7. Inadequate bone marrow reserve or organ function, as demonstrated by any of the
following laboratory values: a) Absolute neutrophil count (ANC) <1.5×10^9 / L. b)
Platelet count <100×10^9 / L. c) Hemoglobin <90 g/L (<9 g/dL). d) Alanine
aminotransferase > 2.5 × upper limit of normal (ULN) if no demonstrable liver
metastases or > 5 × ULN in the presence of liver metastases. e) Aspartate
aminotransferase (AST) > 2.5 × ULN if no demonstrable liver metastases or > 5 × ULN in
the presence of liver metastases. f) Total bilirubin (TBL) > 1.5 × ULN if no liver
metastases or > 3 × ULN in the presence of documented Gilbert's Syndrome (unconjugated
hyperbilirubinemia) or liver metastases. g) Creatinine > 1.5 × ULN concurrent with
creatinine clearance < 50 mL/min (measured or calculated by the Cockcroft-Gault
equation); confirmation of creatinine clearance is only required when creatinine is >
1.5 × ULN. h) ALB <28 g/L.
8. Past medical history of interstitial lung disease, drug-induced interstitial lung
disease, radiation pneumonitis that required steroid treatment, or any evidence of
clinically active interstitial lung disease.

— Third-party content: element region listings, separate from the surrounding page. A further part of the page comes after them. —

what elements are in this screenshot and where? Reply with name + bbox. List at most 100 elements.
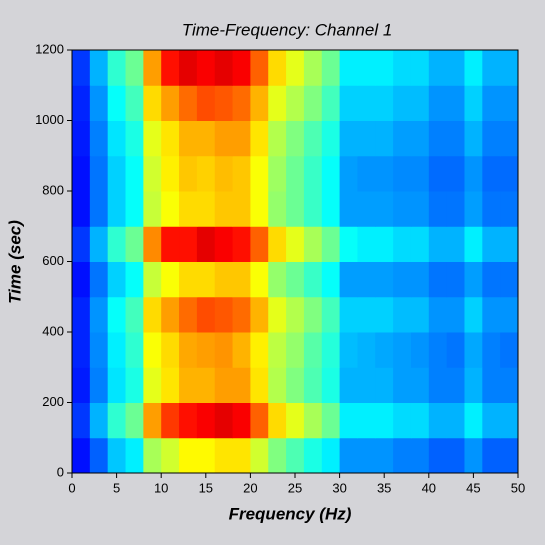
heat-cell	[268, 437, 287, 474]
heat-cell	[179, 367, 198, 403]
heat-cell	[72, 437, 91, 474]
heat-cell	[410, 155, 430, 192]
heat-cell	[375, 367, 394, 403]
heat-cell	[107, 85, 127, 121]
heat-cell	[357, 50, 376, 86]
heat-cell	[410, 437, 430, 474]
heat-cell	[125, 367, 144, 403]
heat-cell	[375, 226, 394, 262]
heat-cell	[161, 296, 180, 333]
heat-cell	[179, 437, 198, 474]
heat-cell	[232, 332, 251, 368]
heat-cell	[232, 261, 251, 298]
heat-cell	[500, 226, 519, 262]
heat-cell	[482, 437, 501, 474]
heat-cell	[125, 437, 144, 474]
heat-cell	[357, 437, 376, 474]
heat-cell	[214, 437, 234, 474]
heat-cell	[482, 191, 501, 227]
heat-cell	[89, 296, 109, 333]
heat-cell	[107, 437, 127, 474]
heat-cell	[214, 50, 234, 86]
heat-cell	[500, 402, 519, 439]
heat-cell	[143, 226, 162, 262]
heat-cell	[214, 367, 234, 403]
heat-cell	[72, 120, 91, 157]
heat-cell	[196, 226, 216, 262]
heat-cell	[250, 155, 269, 192]
heat-cell	[161, 261, 180, 298]
heat-cell	[179, 191, 198, 227]
heat-cell	[357, 261, 376, 298]
heat-cell	[143, 120, 162, 157]
heat-cell	[143, 367, 162, 403]
heat-cell	[482, 50, 501, 86]
heat-cell	[179, 155, 198, 192]
heat-cell	[339, 50, 358, 86]
heat-cell	[250, 402, 269, 439]
heat-cell	[268, 191, 287, 227]
heat-cell	[214, 226, 234, 262]
heat-cell	[464, 191, 483, 227]
heat-cell	[428, 402, 448, 439]
heat-cell	[286, 191, 305, 227]
heat-cell	[393, 402, 412, 439]
heat-cell	[446, 155, 465, 192]
heat-cell	[232, 191, 251, 227]
heat-cell	[321, 296, 341, 333]
heat-cell	[303, 191, 323, 227]
x-tick-label: 45	[466, 480, 480, 495]
heat-cell	[161, 437, 180, 474]
heat-cell	[161, 402, 180, 439]
heat-cell	[196, 120, 216, 157]
heat-cell	[125, 332, 144, 368]
heat-cell	[268, 226, 287, 262]
heat-cell	[89, 120, 109, 157]
heat-cell	[89, 50, 109, 86]
heat-cell	[393, 50, 412, 86]
heat-cell	[196, 155, 216, 192]
heat-cell	[232, 437, 251, 474]
heat-cell	[482, 402, 501, 439]
heat-cell	[143, 191, 162, 227]
heat-cell	[339, 261, 358, 298]
heat-cell	[375, 155, 394, 192]
heat-cell	[446, 120, 465, 157]
x-tick-label: 50	[511, 480, 525, 495]
heat-cell	[89, 437, 109, 474]
heat-cell	[500, 261, 519, 298]
x-tick-label: 0	[68, 480, 75, 495]
heat-cell	[286, 226, 305, 262]
heat-cell	[303, 120, 323, 157]
heat-cell	[464, 437, 483, 474]
heat-cell	[321, 402, 341, 439]
heat-cell	[428, 261, 448, 298]
heat-cell	[339, 296, 358, 333]
heat-cell	[143, 50, 162, 86]
heat-cell	[500, 367, 519, 403]
heat-cell	[410, 85, 430, 121]
heat-cell	[143, 332, 162, 368]
heat-cell	[107, 50, 127, 86]
x-tick-label: 15	[199, 480, 213, 495]
heat-cell	[500, 120, 519, 157]
heat-cell	[125, 120, 144, 157]
heat-cell	[143, 437, 162, 474]
heat-cell	[339, 437, 358, 474]
x-tick-label: 35	[377, 480, 391, 495]
heat-cell	[446, 296, 465, 333]
heat-cell	[268, 402, 287, 439]
heat-cell	[393, 367, 412, 403]
heat-cell	[303, 226, 323, 262]
heat-cell	[196, 437, 216, 474]
heat-cell	[161, 367, 180, 403]
heat-cell	[357, 191, 376, 227]
heat-cell	[232, 402, 251, 439]
heat-cell	[482, 332, 501, 368]
heat-cell	[482, 155, 501, 192]
heat-cell	[72, 226, 91, 262]
heat-cell	[446, 367, 465, 403]
heat-cell	[321, 437, 341, 474]
heat-cell	[375, 85, 394, 121]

9. Women who are breastfeeding or have a positive urine or serum pregnancy test at the
Screening Visit.
10. History of hypersensitivity to any active or inactive ingredient of Almonertinib, or
to drugs with a similar chemical structure or class to Almonertinib.
11. Judgment by the Investigator that the patient should not participate in the study if
the patient is unlikely to comply with study procedures, restrictions, and
requirements.
12. Any severe and uncontrolled ocular disease that may, in the ophthalmologist's opinion,
present a specific risk to the patient's safety.
13. Any disease or condition that, in the opinion of the Investigator, would compromise
the safety of the patient or interfere with study assessments.